TVET boss calls for switch in education system
Executive Director of the Technical and Vocational Education Training (TVET) Council Henderson Eastmond wants greater attention placed on students who are interested in developing technical skills instead of academics.
Speaking at the official launch of the Barbados Manufacturers’ Exhibition (BMEX) at the Lloyd Erskine Sandiford Centre at the weekend, Eastmond said that too many students were being left behind by the education system because they were not academically inclined.
He said that technical education “remains the weakest link” in the country’s education system and called for clarity on the role of technical and vocational training in education.
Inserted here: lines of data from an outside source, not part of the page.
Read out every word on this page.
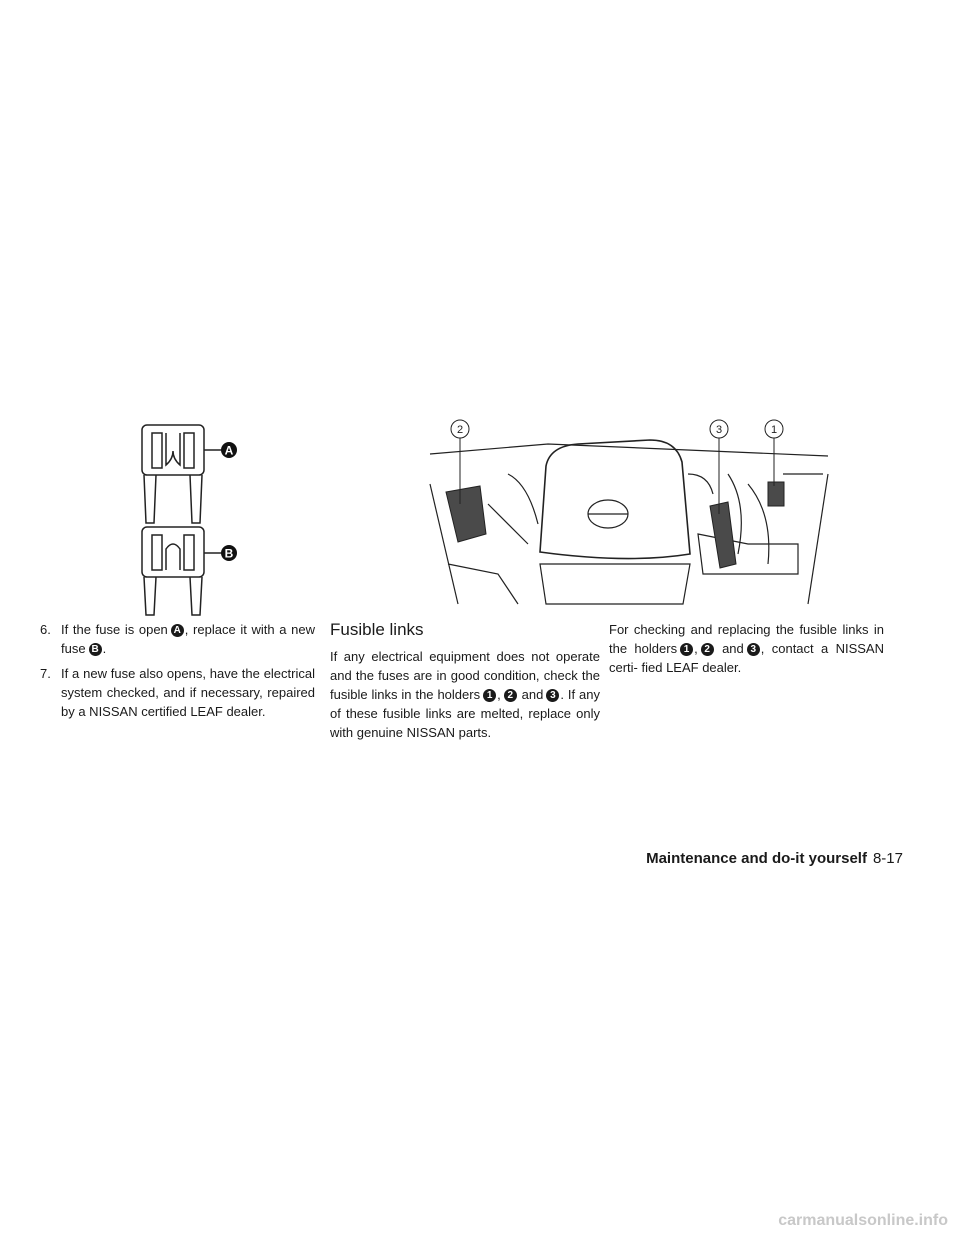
A
B
2	3	1
6. If the fuse is open A , replace it with a new fuse B .
7. If a new fuse also opens, have the electrical system checked, and if necessary, repaired by a NISSAN certified LEAF dealer.
Fusible links

If any electrical equipment does not operate and the fuses are in good condition, check the fusible links in the holders 1 , 2 and 3 . If any of these fusible links are melted, replace only with genuine NISSAN parts.

For checking and replacing the fusible links in the holders 1 , 2 and 3 , contact a NISSAN certi- fied LEAF dealer.

Maintenance and do-it yourself 8-17
carmanualsonline.info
“There must be a clear vision that articulates the role of TVET in our national educational system. Sufficient attention needs to be paid to the less academically inclined in our schools system. This population is too large to be left untapped,” he said.
The TVET boss appealed for linkages between technical and vocational training and industry, arguing that education must be demand driven.
“We must increase our commitment to internet-based learning to develop the skills of graduates to keep up with the changes, and we need to change to recruitment targets for TVET instructors. We must recruit from industries that the graduates will join. Teachers who do not understand industry, business and the workplace are not useful,” Eastmond said.
To emphasize his point, the educator made reference to contracts awarded for the exploration of oil and gas off the shores of Barbados.
The latest contract was given to the Spanish company Repsol SA as part of this island’s offshore petroleum programme, which began several years ago and includes another major international mining, metals and petroleum company, BHP Billiton Limited.
Eastmond questioned whether local talent would be involved in the exploration since there was no local training in this industry.
He also used the occasion to highlight the lack of courses related to drilling at the local level.
“Some may argue that it is difficult to have demand when you do not have much industries. I believe that in some cases you have to create that demand by working with partners. Maybe we have to look at industry partners overseas that are interested in training and knowledge transfer and the working and creating of local partners such as Invest Barbados and BIDC [Barbados Investment Development Corporation] working with the TVET Council and the training institutions so that when they try to attract investment in the island, that the human resource and workforce gaps will be dealt with,” Eastmond stressed.
“In other words, we have to stop working in silos. Take for example, we heard that we are going to be drilling for oil very soon but we in the training institutions and the TVET Council we are wondering ‘wait, who [is] going to be working on these platforms?’ Because there is no oil and drilling training taking place,” he said.
Eastmond also pointed out that it was important to give a higher profile to technical skills in order for Barbados to take advantage of more high skilled jobs around the globe.
This, he said, must be done with a sense of urgency if the Barbados were to expand, diversify and restructure its economy.